Pourquoi on ne donne pas un pays vide à ceux qui veulent jouer à la guerre, pour qu’ils laissent les autres tranquilles ?
La seule chose bien pendant les guerres, c’est que les gens s’aident. Faudrait s’aider aussi en temps de paix.
A quoi ça sert d’être mort ?…
Si toutes ces questions complexes et parfois philosophiques peuvent être partagées avec les enfants, on évitera d’en proposer un traitement « scolaire », en l’utilisant plutôt comme une base de débats entre enfants et adultes.
On notera l’évolution des réactions de Pauline qui, dans une famille aidante, ose poser des questions et partager ses réflexions. On pourra à la fin de la lecture, se demander ce qu’elle a appris de ce séjour.
Le texte est simple, souvent émaillé de touches humoristiques mais parfois fort aussi, et même à double sens : Ce jour-là, on n’a pas parlé beaucoup toutes les deux. De toutes façons, les mots qui lui manquaient [à l’enfant syrienne], je ne les avais pas non plus.
C’est un petit livre qui respecte les enfants en leur proposant un contenu sérieux, mais qui respecte aussi les personnages en mettant en scène leurs ambigüités et en les soumettant à la réflexion du lecteur.
Les illustrations très simples, en noir et blanc, aèrent le texte et permettent une représentation des sentiments de la fillette et de son environnement.
C’est un livre qui pourrait ne pas sembler évident à aborder mais qui se révèle pourtant facile à lire car on peut le découvrir par petits morceaux, les chapitres étant très courts.

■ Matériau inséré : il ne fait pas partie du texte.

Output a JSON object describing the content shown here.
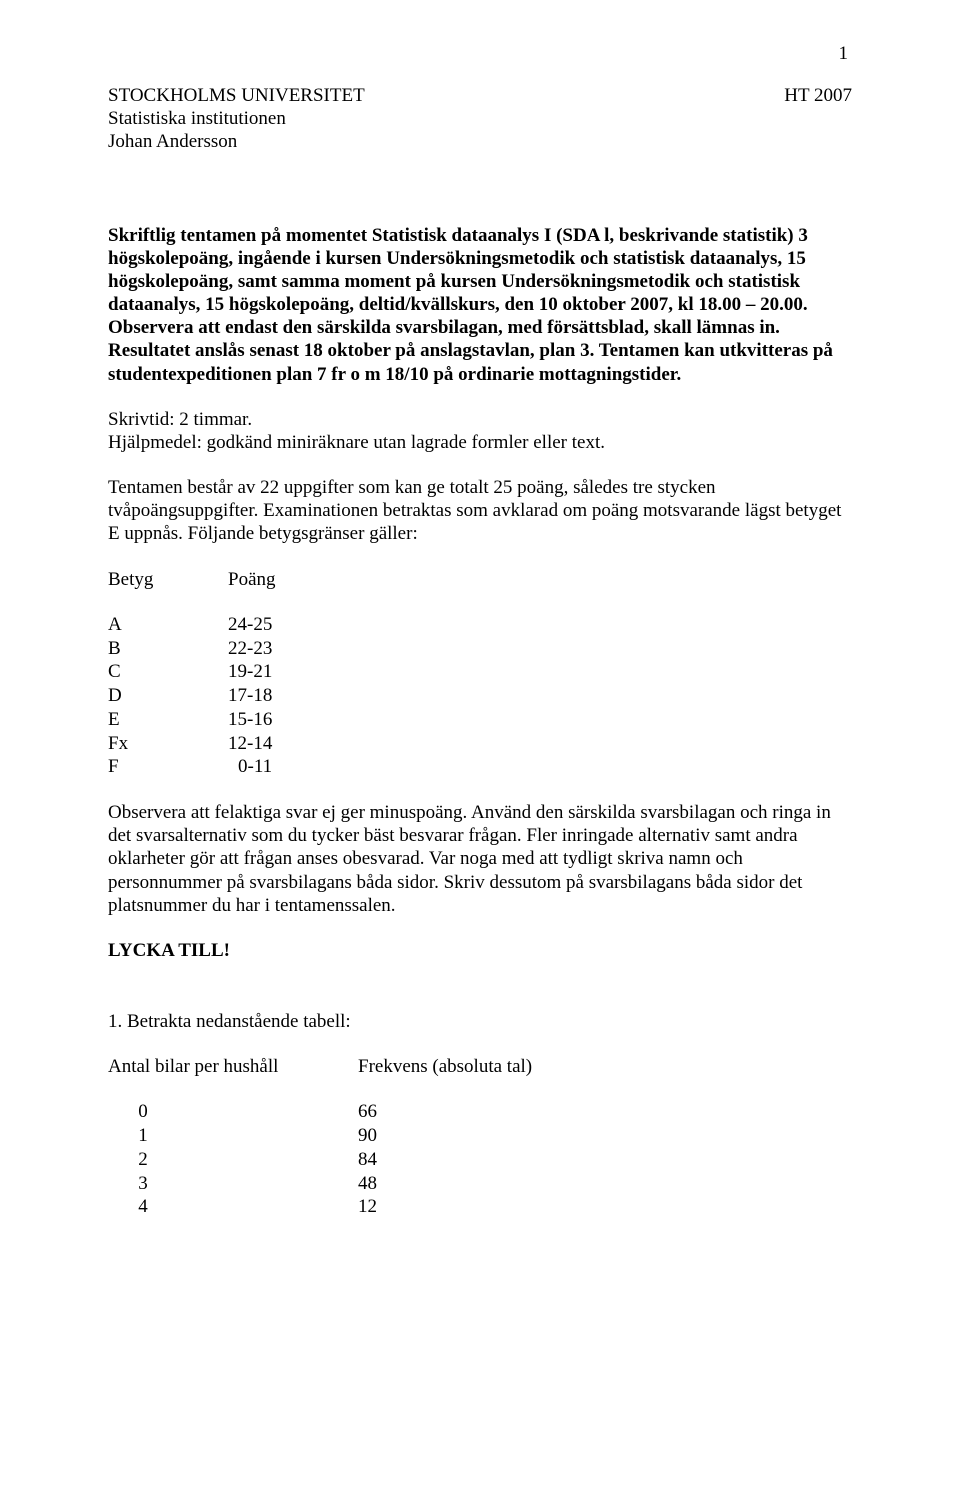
{
  "page_number": "1",
  "header": {
    "university": "STOCKHOLMS UNIVERSITET",
    "term": "HT 2007",
    "institution": "Statistiska institutionen",
    "author": "Johan Andersson"
  },
  "intro": "Skriftlig tentamen på momentet Statistisk dataanalys I (SDA l, beskrivande statistik) 3 högskolepoäng, ingående i kursen Undersökningsmetodik och statistisk dataanalys, 15 högskolepoäng, samt samma moment på kursen Undersökningsmetodik och statistisk dataanalys, 15 högskolepoäng, deltid/kvällskurs, den 10 oktober 2007, kl 18.00 – 20.00. Observera att endast den särskilda svarsbilagan, med försättsblad, skall lämnas in. Resultatet anslås senast 18 oktober på anslagstavlan, plan 3. Tentamen kan utkvitteras på studentexpeditionen plan 7 fr o m 18/10 på ordinarie mottagningstider.",
  "time_aids": {
    "skrivtid": "Skrivtid: 2 timmar.",
    "hjalpmedel": "Hjälpmedel: godkänd miniräknare utan lagrade formler eller text."
  },
  "scoring": "Tentamen består av 22 uppgifter som kan ge totalt 25 poäng, således tre stycken tvåpoängsuppgifter. Examinationen betraktas som avklarad om poäng motsvarande lägst betyget E uppnås. Följande betygsgränser gäller:",
  "grades": {
    "head_betyg": "Betyg",
    "head_poang": "Poäng",
    "rows": [
      {
        "g": "A",
        "p": "24-25"
      },
      {
        "g": "B",
        "p": "22-23"
      },
      {
        "g": "C",
        "p": "19-21"
      },
      {
        "g": "D",
        "p": "17-18"
      },
      {
        "g": "E",
        "p": "15-16"
      },
      {
        "g": "Fx",
        "p": "12-14"
      },
      {
        "g": "F",
        "p": "  0-11"
      }
    ]
  },
  "instructions": "Observera att felaktiga svar ej ger minuspoäng. Använd den särskilda svarsbilagan och ringa in det svarsalternativ som du tycker bäst besvarar frågan. Fler inringade alternativ samt andra oklarheter gör att frågan anses obesvarad. Var noga med att tydligt skriva namn och personnummer på svarsbilagans båda sidor. Skriv dessutom på svarsbilagans båda sidor det platsnummer du har i tentamenssalen.",
  "good_luck": "LYCKA TILL!",
  "q1": {
    "prompt": "1. Betrakta nedanstående tabell:",
    "head_left": "Antal bilar per hushåll",
    "head_right": "Frekvens (absoluta tal)",
    "rows": [
      {
        "n": "0",
        "f": "66"
      },
      {
        "n": "1",
        "f": "90"
      },
      {
        "n": "2",
        "f": "84"
      },
      {
        "n": "3",
        "f": "48"
      },
      {
        "n": "4",
        "f": "12"
      }
    ]
  }
}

Il n’est pas du tout moralisateur mais au contraire très ouvert et propice aux échanges.
Après un premier roman jeunesse remarqué, en 2014, « Emmène-moi place Tahrir », dans lequel Myren Duval propose aux lecteurs de 9/10 ans de comprendre la révolution égyptienne, elle signe avec « Mon chien, Dieu et les Pokétrucs » un nouveau petit roman destiné aux plus jeunes qui traduit son appétit de faire comprendre aux jeunes lecteurs les cultures différentes et le monde d’aujourd’hui. Elle est enseignante, a exercé au lycée français du Caire pendant dix ans et vit actuellement au Népal où elle exerce à l’école française de Katmandou.
Pour accompagner la lecture
On pourra mettre ce livre en résonance avec Suzanne aux oiseaux de Marie Tibi et Célina Guiné aux éditions Le grand jardin (2017) dans lequel une vieille dame se lie d’amitié avec un réfugié politique et va lui offrir l’espoir d’une renaissance.